I have a dataframe containing a column of the following format, where I have Vars separated by commas ordered by count, with their respective counts after the colon
df1 <- data.frame(A = c('Var1:1', 'Var1:2,Var2:1', 'Var3:2,Var2:1'))
A |
---|
Var1:1 |
Var1:2,Var2:1 |
Var2:1,Var3:1 |
I've separated these out with:
df1_split <- data.frame(dplyr::str_split(df1, A, pattern = ":|,", simplify = TRUE))
Which yields:
X1 | X2 | X3 | X4 | |
---|---|---|---|---|
Var1 | 1 | |||
Var1 | 2 | Var2 | 1 | |
Var3 | 2 | Var2 | 1 |
As you can see, sometimes variables are in column X1, but sometimes they appear in column X3. So Vars are always in odd columns, and their counts from the :
are always in the proceeding even column#
My end goal is to have a dataframe with columns in the format:
Var1 | Var 2 | Var 3 |
---|---|---|
1 | ||
2 | 1 | |
1 | 2 |
I've tried using a function, for loop and case when for this, as I have 19 unique variable names in my original dataframe but they don't always appear in the same order.

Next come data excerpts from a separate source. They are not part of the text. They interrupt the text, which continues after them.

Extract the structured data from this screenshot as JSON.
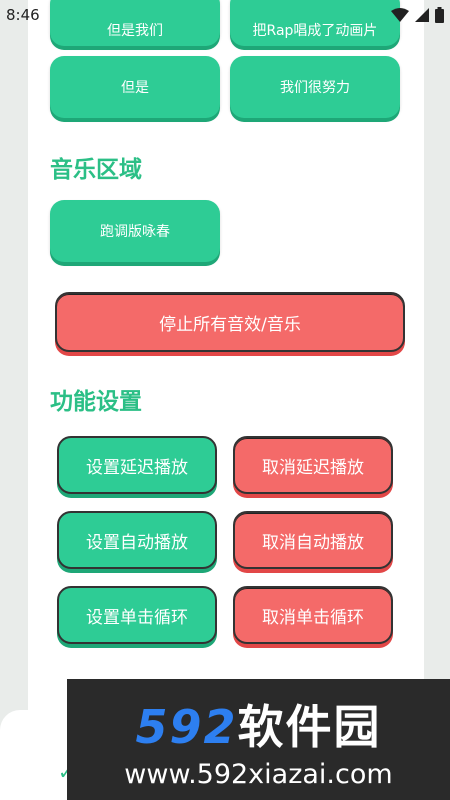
{
  "status": {
    "time": "8:46",
    "icons": [
      "wifi-icon",
      "signal-icon",
      "battery-icon"
    ]
  },
  "top_buttons": [
    "但是我们",
    "把Rap唱成了动画片",
    "但是",
    "我们很努力"
  ],
  "music_section": {
    "title": "音乐区域",
    "buttons": [
      "跑调版咏春"
    ],
    "stop_button": "停止所有音效/音乐"
  },
  "settings_section": {
    "title": "功能设置",
    "rows": [
      {
        "set": "设置延迟播放",
        "cancel": "取消延迟播放"
      },
      {
        "set": "设置自动播放",
        "cancel": "取消自动播放"
      },
      {
        "set": "设置单击循环",
        "cancel": "取消单击循环"
      }
    ]
  },
  "watermark": {
    "number": "592",
    "brand": "软件园",
    "url": "www.592xiazai.com"
  },
  "colors": {
    "green": "#2ecc95",
    "red": "#f46a69",
    "title_green": "#2bbf86"
  }
}
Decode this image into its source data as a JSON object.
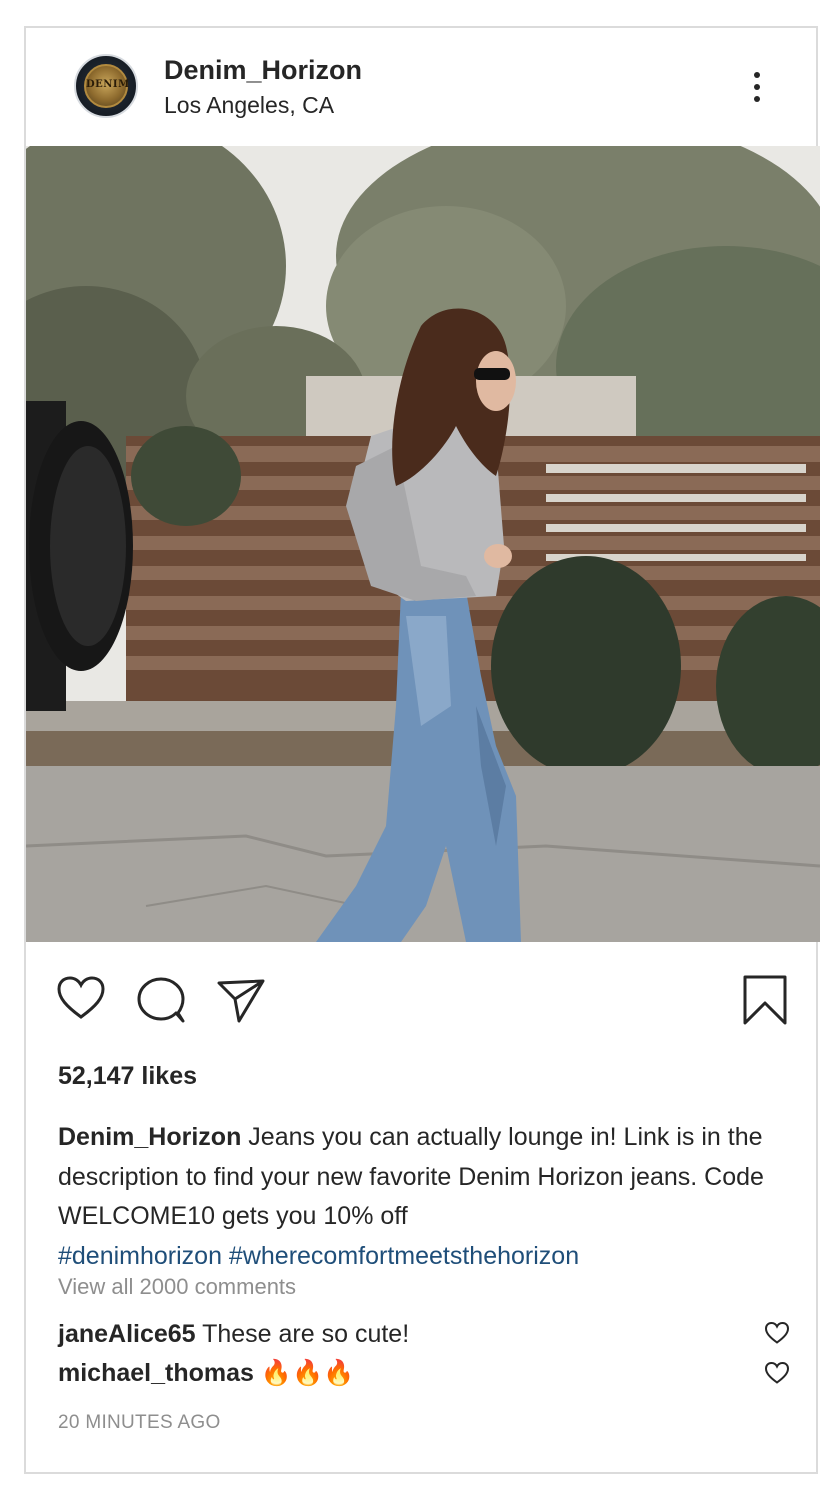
{
  "post": {
    "username": "Denim_Horizon",
    "location": "Los Angeles, CA",
    "avatar_text": "DENIM",
    "likes": "52,147 likes",
    "caption_user": "Denim_Horizon",
    "caption_text": " Jeans you can actually lounge in! Link is in the description to find your new favorite Denim Horizon jeans. Code WELCOME10 gets you 10% off",
    "hashtags": "#denimhorizon #wherecomfortmeetsthehorizon",
    "view_all": "View all 2000 comments",
    "comments": [
      {
        "user": "janeAlice65",
        "text": " These are so cute!"
      },
      {
        "user": "michael_thomas",
        "text": " 🔥🔥🔥"
      }
    ],
    "timestamp": "20 MINUTES AGO"
  },
  "icons": {
    "like": "heart-icon",
    "comment": "comment-icon",
    "share": "send-icon",
    "save": "bookmark-icon",
    "more": "more-options-icon",
    "comment_like": "heart-icon"
  },
  "colors": {
    "text": "#262626",
    "muted": "#8e8e8e",
    "hashtag": "#1f4e79",
    "border": "#dbdbdb"
  }
}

fVARCOUNT <- function(x, y){`
# x is df_split, y are the unique Var nanmes e.g. Var 1, Var 2
df_mutated <- df_split
# Loop over each unique variable
for(i in y){
df_mutated <- df_mutated %>%
# Check if that variable is in one of X1, X3, X5 and get the value from the proceeding column if it is
dplyr::mutate('{{i}}' := dplyr::case_when(X1 == i ~ X2,
X3 == i ~ X4))
}
}
However, the result I'm getting is as follows:
Var1 | Var2 | Var 3 |
---|---|---|
1 | ||
2 | ||
2 |
It's as though case_when
is not checking beyond X1
.
CodePudding user response:
Data
df1 <- data.frame(A = c('Var1:1', 'Var1:2,Var2:1', 'Var3:2,Var2:1'))
Code
library(tidyr)
library(dplyr)
df1 %>%
mutate(id = row_number()) %>%
separate_rows(A,sep = ",") %>%
separate(col = A,into = c("name","value")) %>%
pivot_wider(names_from = name,values_from = value)
Output
# A tibble: 3 x 4
id Var1 Var2 Var3
<int> <chr> <chr> <chr>
1 1 1 NA NA
2 2 2 1 NA
3 3 NA 1 2